Psychische Auffälligkeiten bei Kindern und Jugendlichen haben in den vergangenen 10 Jahren bei der ärztlichen Versorgung an Bedeutung gewonnen. Nach Abrechnungsdaten, die das Zentralinstitut für die Kassenärztliche Versorgung (ZI) auswertete, erhielten im vergangenen Jahr 14,5 Millionen Patienten unter 18 Jahren eine F-Diagnose. Etwa 40 % entfielen davon auf Entwicklungsstörungen.

Nach der Auswertung der Abrechnungsdaten aus der vertragsärztlichen Versorgung der Jahre 2009–2017 erhält jedes vierte Kind oder Jugendliche (3,2 Millionen) mindestens in einem Quartal eine F-Diagnose. Jeder Sechste bekommt in zwei Quartalen eine solche Diagnose gestellt. Insgesamt, sagte Dr. Annika Steffen vom ZI, sei bei der Diagnoseprävalenz seit 2014 jedoch eine Stabilisierung eingetreten.

Bei ADHS geht der Trend leicht nach oben, die Diagnoseprävalenz lag 2016 bei 4,3 %, 2009 waren es im Schnitt noch 4,1 %. Die Unterschiede zwischen den Regionen sind nach wie vor aber sehr hoch, die Prävalenzen variieren hier zwischen 1,6 und fast 10 %. Besonders im Würzburger Raum gibt es einen ADHS-Cluster, berichtete Dr. Manas Akmatov vom ZI. Ebenso hat sich in Ost-Niedersachsen ein Schwerpunkt herausgebildet. Überdiagnosen bestehen dort, wo viele Kinder- und Jugendpsychiater niedergelassen sind, sagte Akmatov.

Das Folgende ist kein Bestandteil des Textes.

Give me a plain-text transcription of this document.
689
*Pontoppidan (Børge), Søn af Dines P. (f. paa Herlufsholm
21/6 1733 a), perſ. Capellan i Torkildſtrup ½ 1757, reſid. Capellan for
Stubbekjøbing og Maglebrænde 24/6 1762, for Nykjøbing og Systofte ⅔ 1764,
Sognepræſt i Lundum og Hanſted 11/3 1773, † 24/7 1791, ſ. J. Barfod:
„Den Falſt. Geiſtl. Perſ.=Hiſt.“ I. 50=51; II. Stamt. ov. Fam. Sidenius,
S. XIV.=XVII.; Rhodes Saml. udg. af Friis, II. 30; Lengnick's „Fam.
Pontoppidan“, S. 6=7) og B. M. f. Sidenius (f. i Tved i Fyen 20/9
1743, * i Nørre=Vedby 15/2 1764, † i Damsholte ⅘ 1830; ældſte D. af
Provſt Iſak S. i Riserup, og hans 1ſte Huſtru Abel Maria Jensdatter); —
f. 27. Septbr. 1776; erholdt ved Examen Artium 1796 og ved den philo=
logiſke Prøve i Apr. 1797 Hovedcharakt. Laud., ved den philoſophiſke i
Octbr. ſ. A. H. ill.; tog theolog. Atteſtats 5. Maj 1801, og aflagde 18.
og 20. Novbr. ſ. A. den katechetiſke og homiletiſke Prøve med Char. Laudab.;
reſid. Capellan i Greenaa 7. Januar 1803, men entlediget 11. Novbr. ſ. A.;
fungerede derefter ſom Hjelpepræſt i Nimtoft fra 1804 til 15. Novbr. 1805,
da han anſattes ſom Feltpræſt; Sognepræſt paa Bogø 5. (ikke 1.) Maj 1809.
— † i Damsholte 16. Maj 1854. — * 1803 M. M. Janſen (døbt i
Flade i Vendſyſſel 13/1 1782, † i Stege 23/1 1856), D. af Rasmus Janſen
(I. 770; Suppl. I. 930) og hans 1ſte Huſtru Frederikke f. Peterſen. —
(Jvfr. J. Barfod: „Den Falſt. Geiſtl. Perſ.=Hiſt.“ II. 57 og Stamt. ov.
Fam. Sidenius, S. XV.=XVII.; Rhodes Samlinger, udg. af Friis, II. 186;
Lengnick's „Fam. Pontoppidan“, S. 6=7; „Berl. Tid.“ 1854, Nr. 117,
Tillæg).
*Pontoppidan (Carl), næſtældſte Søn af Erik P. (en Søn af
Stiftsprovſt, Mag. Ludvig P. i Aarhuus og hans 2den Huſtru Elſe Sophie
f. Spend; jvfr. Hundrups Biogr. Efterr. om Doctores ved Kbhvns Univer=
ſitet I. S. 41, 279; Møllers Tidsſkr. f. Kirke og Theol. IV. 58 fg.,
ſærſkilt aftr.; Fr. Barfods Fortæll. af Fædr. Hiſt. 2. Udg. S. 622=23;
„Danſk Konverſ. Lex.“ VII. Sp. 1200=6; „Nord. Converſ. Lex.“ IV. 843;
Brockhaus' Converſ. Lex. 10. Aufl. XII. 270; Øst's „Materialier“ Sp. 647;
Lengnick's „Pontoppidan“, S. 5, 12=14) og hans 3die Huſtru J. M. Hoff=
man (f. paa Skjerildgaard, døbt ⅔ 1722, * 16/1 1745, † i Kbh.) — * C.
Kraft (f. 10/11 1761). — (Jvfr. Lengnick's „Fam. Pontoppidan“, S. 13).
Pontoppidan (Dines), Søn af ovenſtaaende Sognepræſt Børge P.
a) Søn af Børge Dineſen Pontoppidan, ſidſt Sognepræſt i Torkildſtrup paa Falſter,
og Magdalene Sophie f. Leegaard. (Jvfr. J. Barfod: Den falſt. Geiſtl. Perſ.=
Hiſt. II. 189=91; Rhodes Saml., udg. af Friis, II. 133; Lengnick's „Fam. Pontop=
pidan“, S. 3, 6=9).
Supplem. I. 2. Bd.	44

Nach einer weiteren Studie, die Ann-Katrin Meyrose vom Universitätsklinikum Hamburg-Eppendorf, vorstellte, leiden etwa 17 % der Kinder und Jugendlichen unter psychischen Auffälligkeiten. Zwei Drittel „sind in der Fachversorgung angekommen“, sagte Meyrose. Vom übrigen Drittel würden aber immerhin rund 87 % von Allgemein- sowie Kinder- und Jugendärzten behandelt. Meyrose betonte, dass das Augenmerk künftig darauf gerichtet werden müsse, die jungen Patienten an Fachärzte weiterzuleiten. Das würde Pädiater und Hausärzte entlasten.

Die BELLA-Studie (Befragung zum seelischen Wohlbefinden und Verhalten), eine ergänzende Untersuchung zur KIGGS-Studie, ergab zudem, dass Eltern, die selber belastet oder psychisch auffällig sind, mit ihren Kindern häufiger zum Arzt gehen, als Eltern ohne solche Probleme. Gibt es in der Familie jedoch einen großen Zusammenhalt, vor allem unter den Erwachsenen, landen die auffälligen Kinder weniger häufig in der Versorgung.